At the heart of the RTX 4090 is the new "Ada Lovelace" graphics architecture, which debuts the 3rd generation of NVIDIA RTX, the company's pioneering attempt at adding realism to game visuals, by blending conventional raster 3D graphics with real-time ray traced elements such as lighting, shadows, reflections, illumination, motion-blur, etc., all of which are as close to real-life as possible, thanks to the power of ray tracing. Ada debuts new 3rd generation RT cores that accelerate ray tracing; and 4th generation Tensor cores that do AI; combined with a lot more CUDA cores than the previous generation, running at much higher clock speeds, with much more on-die cache to cushion the memory sub-system.
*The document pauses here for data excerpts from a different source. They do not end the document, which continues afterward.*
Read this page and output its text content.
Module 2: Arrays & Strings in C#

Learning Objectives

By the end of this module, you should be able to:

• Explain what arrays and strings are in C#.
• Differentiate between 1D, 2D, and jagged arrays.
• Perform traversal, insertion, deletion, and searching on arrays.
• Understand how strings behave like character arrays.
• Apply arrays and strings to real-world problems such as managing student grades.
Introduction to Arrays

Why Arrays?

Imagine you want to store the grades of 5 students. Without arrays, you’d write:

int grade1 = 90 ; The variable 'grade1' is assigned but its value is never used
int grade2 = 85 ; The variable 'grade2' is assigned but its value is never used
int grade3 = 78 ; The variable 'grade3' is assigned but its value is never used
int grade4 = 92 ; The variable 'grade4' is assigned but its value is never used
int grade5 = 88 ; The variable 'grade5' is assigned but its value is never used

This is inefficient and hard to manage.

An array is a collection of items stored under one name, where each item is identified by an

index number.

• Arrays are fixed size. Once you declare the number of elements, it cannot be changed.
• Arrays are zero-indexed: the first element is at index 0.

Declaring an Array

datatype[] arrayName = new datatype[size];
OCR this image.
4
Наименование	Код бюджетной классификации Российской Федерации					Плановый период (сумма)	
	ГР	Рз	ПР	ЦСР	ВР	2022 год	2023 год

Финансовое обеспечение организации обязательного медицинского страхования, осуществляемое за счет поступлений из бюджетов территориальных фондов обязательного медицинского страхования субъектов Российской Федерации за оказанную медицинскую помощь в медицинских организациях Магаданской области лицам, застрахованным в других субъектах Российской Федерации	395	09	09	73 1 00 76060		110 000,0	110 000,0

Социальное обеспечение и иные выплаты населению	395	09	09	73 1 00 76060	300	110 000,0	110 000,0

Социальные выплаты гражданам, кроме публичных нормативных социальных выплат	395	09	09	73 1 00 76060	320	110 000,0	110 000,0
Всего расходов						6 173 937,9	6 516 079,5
For Ada, NVIDIA leveraged the 5 nm EUV silicon fabrication process, and achieved three times the transistor-counts over the previous-generation, at comparable GPU die-area and typical board power of 450 W (similar to that of the RTX 3090 Ti). In return the company is promising the kind of performance uplifts we're used to seeing back when Moore's Law still worked for GPUs—about 50 to 100 percent generational performance uplifts. Besides these, the company also introduced a major update to its popular performance enhancement, DLSS 3, which can now generate entire frames in videos or games, without involving the graphics rendering pipeline of the GPU; thereby doubling frame-rates when enabled.
The RTX 4090 is based on the 5 nm "AD102" silicon, which it doesn't quite max-out, but is still spec'd fairly high. It comes with 16,384 CUDA cores (out of 18.432 present on the silicon); 128 RT cores, 512 Tensor cores, 512 TMUs, and 192 ROPs. The memory sub-system is generationally unchanged—24 GB of 21 Gbps GDDR6X memory across a 384-bit wide memory interface; although NVIDIA has significantly increased the on-die caches. The RTX 4090 comes with 72 MB of L2 cache, compared to just 6 MB on the RTX 3090.
The Gigabyte RTX 4090 Gaming OC doesn't look spartan in design despite being the company's value-ended custom-design product. The RGB-illuminated fan intake actually suggests Gigabyte decided in the last minute not to name this an AORUS Elite product, and went with Gaming OC. You get a meaty 4-slot cooling solution with plenty of surface-area for heat-dissipation, and a triple-fan setup. Besides the fan intakes, RGB graces the Gigabyte logo on the card, and you get a sturdy metal backplate. There's also a tiny GPU Boost factory-overclock of 2535 MHz vs. 2525 MHz reference. Handy features such as dual-BIOS, power-status indicators, and a segment-best 4-year product warranty are also present. Gigabyte is pricing this card at $1,700, or a $100 premium over the NVIDIA baseline.